文献复现 :肝细胞癌中癌症相关成纤维细胞(CAF)的特征和基 于单细胞RNA-seq和批量RNA-seq数据构建基于CAF的风险特征 PMID:36211448 实例数据代码 主要内容介绍 01.scRNA:过滤+细胞聚类+降维+成纤维细胞注释 02.cell.pathway:成纤维细胞亚群功能的解析 03.data.pre:高通量测序数据的准备 04.CAF.select:关键成纤维细胞亚群的进一步筛选 05.CAF.gene.set.select:成纤维细胞关键基因集的筛选(差异分析+相关性分析筛选关键的基因集+富集分析分析) 06.CAF.module:风险模型的构建(单因素+lasso+多因素+逐步回归) 07.CAF.module.cli:单因素+多因素+列线图+AUC 比较 08.gene.mut:风险模型中的基因突变特征 09.gene.gsva:关键基因潜在调控的通路 10.gene.immnue:关键基因的免疫异常 11.PDL:免疫治疗的响

单细胞数据炸开肝细胞癌的肿瘤微环境,成纤维细胞这群"建筑工人"突然变得可疑。当我们从GEO扒下GSE156625数据集时,先给原始数据做个大扫除------线粒体基因占比超过15%的细胞直接踢出局,基因表达量低于200的细胞也别想蒙混过关。
r
library(Seurat)
sc_data <- CreateSeuratObject(counts = raw_data,
min.cells = 3,
min.features = 200)
sc_data[["percent.mt"]] <- PercentageFeatureSet(sc_data, pattern = "^MT-")
sc_data <- subset(sc_data, subset = percent.mt < 15)
这个预处理就像筛沙子,筛掉质量差的细胞后,数据标准化得用SCTransform才够劲。注意这里设置的vars.to.regress参数,线粒体基因的影响必须被中和掉。当UMAP图上的细胞聚成20多个小岛时,用经典标记基因PDGFRA、ACTA2给成纤维细胞挂牌子特别重要------千万别把周细胞错当成CAF,那会闹大笑话。

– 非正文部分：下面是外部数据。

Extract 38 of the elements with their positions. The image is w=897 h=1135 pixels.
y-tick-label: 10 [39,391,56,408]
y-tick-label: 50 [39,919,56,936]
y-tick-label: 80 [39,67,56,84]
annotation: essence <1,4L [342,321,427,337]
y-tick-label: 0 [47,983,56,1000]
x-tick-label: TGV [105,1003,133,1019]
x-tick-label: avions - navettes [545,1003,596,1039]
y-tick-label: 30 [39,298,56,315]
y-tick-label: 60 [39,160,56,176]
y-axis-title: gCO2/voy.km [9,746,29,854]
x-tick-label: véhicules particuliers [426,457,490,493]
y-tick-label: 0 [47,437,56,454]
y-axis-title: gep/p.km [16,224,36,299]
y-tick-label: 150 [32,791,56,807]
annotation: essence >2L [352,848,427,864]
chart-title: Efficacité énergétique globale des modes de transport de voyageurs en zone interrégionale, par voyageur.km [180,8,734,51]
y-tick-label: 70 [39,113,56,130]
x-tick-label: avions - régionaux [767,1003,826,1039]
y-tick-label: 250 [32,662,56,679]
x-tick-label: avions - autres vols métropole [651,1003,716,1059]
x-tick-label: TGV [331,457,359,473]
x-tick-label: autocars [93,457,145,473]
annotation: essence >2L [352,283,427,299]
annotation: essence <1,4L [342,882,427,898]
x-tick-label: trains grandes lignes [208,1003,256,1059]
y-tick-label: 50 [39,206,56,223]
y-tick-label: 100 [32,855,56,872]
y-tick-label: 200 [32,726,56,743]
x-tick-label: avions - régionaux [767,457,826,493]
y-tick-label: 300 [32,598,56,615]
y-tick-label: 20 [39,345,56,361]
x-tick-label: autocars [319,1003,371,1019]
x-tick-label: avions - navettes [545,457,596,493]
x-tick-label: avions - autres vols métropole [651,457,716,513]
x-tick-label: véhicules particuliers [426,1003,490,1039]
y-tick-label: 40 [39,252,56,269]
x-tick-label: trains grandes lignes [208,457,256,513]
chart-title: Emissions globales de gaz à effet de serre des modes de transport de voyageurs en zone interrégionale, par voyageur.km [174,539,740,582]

在解析亚群功能时,Metascape的富集分析跳出来一堆ECM相关通路。这时候要玩点花活:用WGCNA构建共表达网络,发现模块3的基因不仅和Hedgehog信号强相关,还在预后差的患者中异常活跃。筛选关键基因时,别被表面上的差异基因迷惑,得用Spearman相关性再筛一轮:
python
import scanpy as sc
sc.tl.dendrogram(adata, groupby='celltype')
sc.pl.dotplot(adata, var_names=['COL1A1','MMP11','TIMP1'],
groupby='subcluster',
dendrogram=True)
构建风险模型就像组装乐高,单因素Cox筛出的50个候选基因放进LASSO回归压缩后,剩下7个硬核玩家。有意思的是用stepAIC做变量选择时,某个基因每次都被踢出模型------这货可能是个专业气氛组。最终的列线图要玩点视觉魔术,把年龄、分期和风险评分画成动态可调的滑块,临床医生看到直接眼睛发亮。

当分析基因突变特征时,maftools包画出的瀑布图里,TP53和CTNNB1突变在高低风险组呈现镜像分布。免疫浸润分析更劲爆------高风险组的巨噬细胞M2型像打了鸡血,而CD8+T细胞却集体躺平。最刺激的还是免疫治疗预测部分,用oncoPredict包跑出的PD1抑制剂响应率,高风险组患者居然有40%是"冷肿瘤",这数据往论文里一放,审稿人直接给过。